Page MenuHomeSoftware Heritage

shared pg_service configuration on all hosts
Open, NormalPublic

Description

We spend a lot of time fiddling individually with pg_service/pgpass files. We have good doc about it, but automation is better than doc. Can we please deploy /etc/postgres/**/pg_service.conf (and the matching pgpass) files everywhere via puppet, standardizing database names listed on the wiki for everyone: https://intranet.softwareheritage.org/wiki/Databases ?

(this would supersede T1234, which was just a tiny teeny instance of this request)

Event Timeline

zack triaged this task as Normal priority.Wed, Jan 6, 1:39 PM
zack created this task.
zack updated the task description. (Show Details)

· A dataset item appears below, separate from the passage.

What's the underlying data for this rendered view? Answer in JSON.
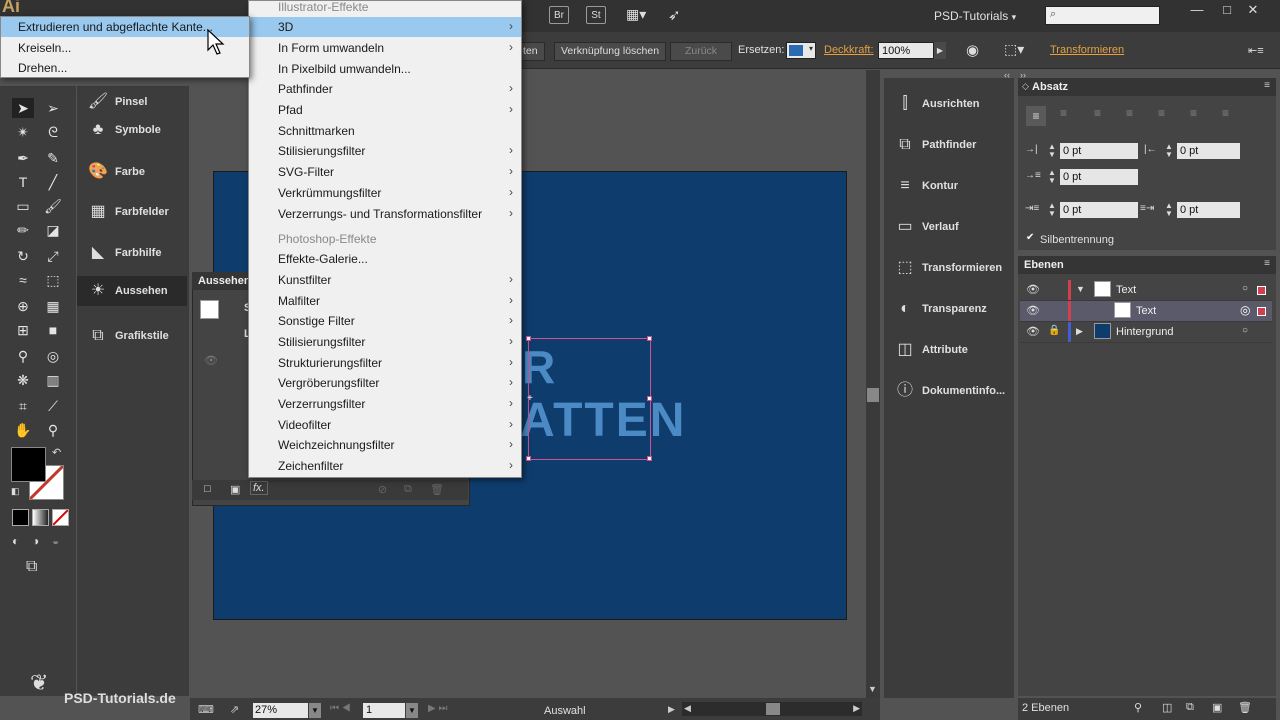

After checking the postgresql docs for pg_service.conf (https://www.postgresql.org/docs/13/libpq-pgservice.html) and the allowed settings there (https://www.postgresql.org/docs/13/libpq-connect.html#LIBPQ-PARAMKEYWORDS), as well as checking the behavior of libpq on debian systems, I think we can improve and generalize what was shipped with T1234 by:

  • replacing the .pg_service.conf files shipped in (select) user directories by a system-wide /etc/postgresql-common/pg_service.conf
  • hardcode user=guest / password=guest in the system-wide file for all service entries (users will be able to override the user setting in their own connection string if needed)
  • drop the management of .pgpass files completely

Once that's done I think we can enable this on all hosts without ill effects.

zack renamed this task from shared pg_service configuration of all hosts to shared pg_service configuration on all hosts.Wed, Jan 6, 2:11 PM

If we make sure that "trust" authentication for the guest user is properly configured for all database hosts (in pg_hba.conf), we can even avoid the password entry in pg_service.conf.

This allows overriding the default service entry for different credentials using psql 'service=swh-storage user=xxx' (which would prompt for a password / use the user's .pgpass file). If we set password in the service file, we would need users to do psql 'service=swh-storage user=xxx password=', which looks a bit silly.